伊藤 私自身は、探究のマインドがない社会人というのはあり得ないし、社会の活動はすべてアクティブ・ラーニングだと思っています。そこで、大学時代にアクティブ・ラーニングや探究活動を体験することは、社会でアクティブに働くための大前提であり、大学はそうした場を学生に提供する必要があると考えます。まずは、どのような人材を育成するのかといった目標をしっかり設定し、その実現のためのプログラムを少しずつでも整えていくしかないと思います。

今村 ベネッセ教育総合研究所の調査でも指摘されていた通り((図9))、高校で新学習指導要領が実施され、3年間、探究活動に取り組んだ高校生が大学に入学する2025年度は、ターニングポイントになると思います。
 目的意識を持った学生が大勢入学してきた時、それを受け止めるカリキュラムとなっているのか、大学はもっと意識しなければなりません。

【図9】高校時代の学びの様子(基調報告資料 10P) クリックで拡大します

伊藤 平田さんは、中学校時代からプログラミングに熱中し、浅野さんは地域貢献への想いがあった。

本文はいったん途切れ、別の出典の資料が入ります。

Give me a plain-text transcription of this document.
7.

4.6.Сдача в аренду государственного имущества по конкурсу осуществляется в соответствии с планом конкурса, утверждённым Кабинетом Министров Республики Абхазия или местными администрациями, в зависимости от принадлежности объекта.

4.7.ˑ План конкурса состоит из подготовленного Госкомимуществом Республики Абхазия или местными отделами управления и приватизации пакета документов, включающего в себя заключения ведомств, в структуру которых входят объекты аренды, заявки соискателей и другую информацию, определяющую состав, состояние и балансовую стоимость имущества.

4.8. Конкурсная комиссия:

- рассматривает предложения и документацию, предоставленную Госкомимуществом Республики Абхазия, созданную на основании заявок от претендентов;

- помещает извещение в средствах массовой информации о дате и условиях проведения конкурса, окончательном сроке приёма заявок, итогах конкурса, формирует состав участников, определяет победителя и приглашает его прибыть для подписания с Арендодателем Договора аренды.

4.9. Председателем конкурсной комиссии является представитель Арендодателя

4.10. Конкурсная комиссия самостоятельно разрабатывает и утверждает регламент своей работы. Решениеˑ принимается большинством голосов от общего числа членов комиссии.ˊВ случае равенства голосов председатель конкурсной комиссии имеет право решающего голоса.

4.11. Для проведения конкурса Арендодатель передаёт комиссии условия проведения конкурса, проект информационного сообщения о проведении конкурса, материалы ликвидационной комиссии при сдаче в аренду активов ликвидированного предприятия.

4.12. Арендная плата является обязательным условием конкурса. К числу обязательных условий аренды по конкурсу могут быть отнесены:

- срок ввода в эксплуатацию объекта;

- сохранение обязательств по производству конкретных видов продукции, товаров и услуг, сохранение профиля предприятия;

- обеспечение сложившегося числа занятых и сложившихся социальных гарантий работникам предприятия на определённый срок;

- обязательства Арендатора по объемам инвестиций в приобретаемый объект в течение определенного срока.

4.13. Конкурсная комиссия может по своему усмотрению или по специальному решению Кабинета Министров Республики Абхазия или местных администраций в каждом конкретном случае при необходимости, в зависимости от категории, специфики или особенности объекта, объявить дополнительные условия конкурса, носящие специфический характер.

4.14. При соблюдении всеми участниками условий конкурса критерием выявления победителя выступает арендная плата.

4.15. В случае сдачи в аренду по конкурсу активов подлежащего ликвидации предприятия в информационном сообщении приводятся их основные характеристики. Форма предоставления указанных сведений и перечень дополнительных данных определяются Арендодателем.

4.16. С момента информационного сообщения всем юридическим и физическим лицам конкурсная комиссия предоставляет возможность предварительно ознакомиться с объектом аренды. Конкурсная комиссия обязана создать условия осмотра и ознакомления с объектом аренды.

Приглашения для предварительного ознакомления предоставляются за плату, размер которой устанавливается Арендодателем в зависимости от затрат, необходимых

それぞれ心に燃えるものを持っていたのが、大きいのではないでしょうか。原体験を具体的な課題と結びつけて、行動を起こせる学生がいる一方、きっかけを与えてくれる人や伴走してくれる人が必要な学生もいます。
 ただ、心を熱くさせるような原体験は、個人の能力とは関係なく一人ひとりの中にあり、それが表に出ているか、出ていないかの違いでしかないと、私は考えています。単にカリキュラムを整えるだけではなく、一人ひとりに寄り添って内なる情熱や想いを引き出すことが重要だと、2人の学生の話を聞いて思いました。

「やる気」は実際にやってみて、初めて湧くもの

山田 学生の心に火をつける際に意識されていることはありますか。

伊藤 具体的な仕掛けとしては、私も含めて教員が学生と1on1のミーティングを頻繁に行い、一人ひとりの声を聞く機会をたくさん設けています。また、寮生活を通して、「みんなが頑張っているから自分も」といった刺激を与え続けることも重要です。いずれにせよ、他者とたくさん話をすることで、心の奥底から熱意やこだわりが湧いてくるのだと思います。

廣瀬 高校の探究活動でも、頑張っている学校は、生徒と教員の1対1の話し合いを大事にしています。平田さんや浅野さんの話をうかがっても、自身の課題が言語化されていることが、社会に参画する意欲に結びついていることを強く感じます。

伊藤 私は、若い頃、それほど好奇心は強くありませんでした。しかし、多くの人と接して様々な体験を重ねる中で、「すごい」「やばい」と声を出しているうちに、自然と好奇心が湧いてきました。学生にも普段の会話で「あの時どう思った?」などと問いかけ、感情を言葉にさせるようにするなど、あえて声を出す訓練をしてみるのもいいかもしれません。好奇心が湧いたところで具体的な問いに落とし込み、探究などの枠組みの中で取り組むうちに、学生は面白さを見いだし、主体的になっていくのではないでしょうか。

山田 やる気というものは、最初からあるものではないのかもしれません。やってみて何らかの反応が返ってきて、その上でよかった、できなかったといった体験が、次のモチベーションにつながる。やる気がないからできないのではなく、行動しないとそもそもやる気が湧かないのかもしれません。

伊藤 おっしゃる通りだと思います。主体性はやってみて初めて湧くものだという認識を、もっと教育現場で共有すべきだと思います。

山田 主体性はアクションやアウトプットと不可分の関係にあり、教育現場でそういう機会をどれだけつくれるか、魅力ある選択肢を提供できるかが重要だということですね。

本日はありがとうございました。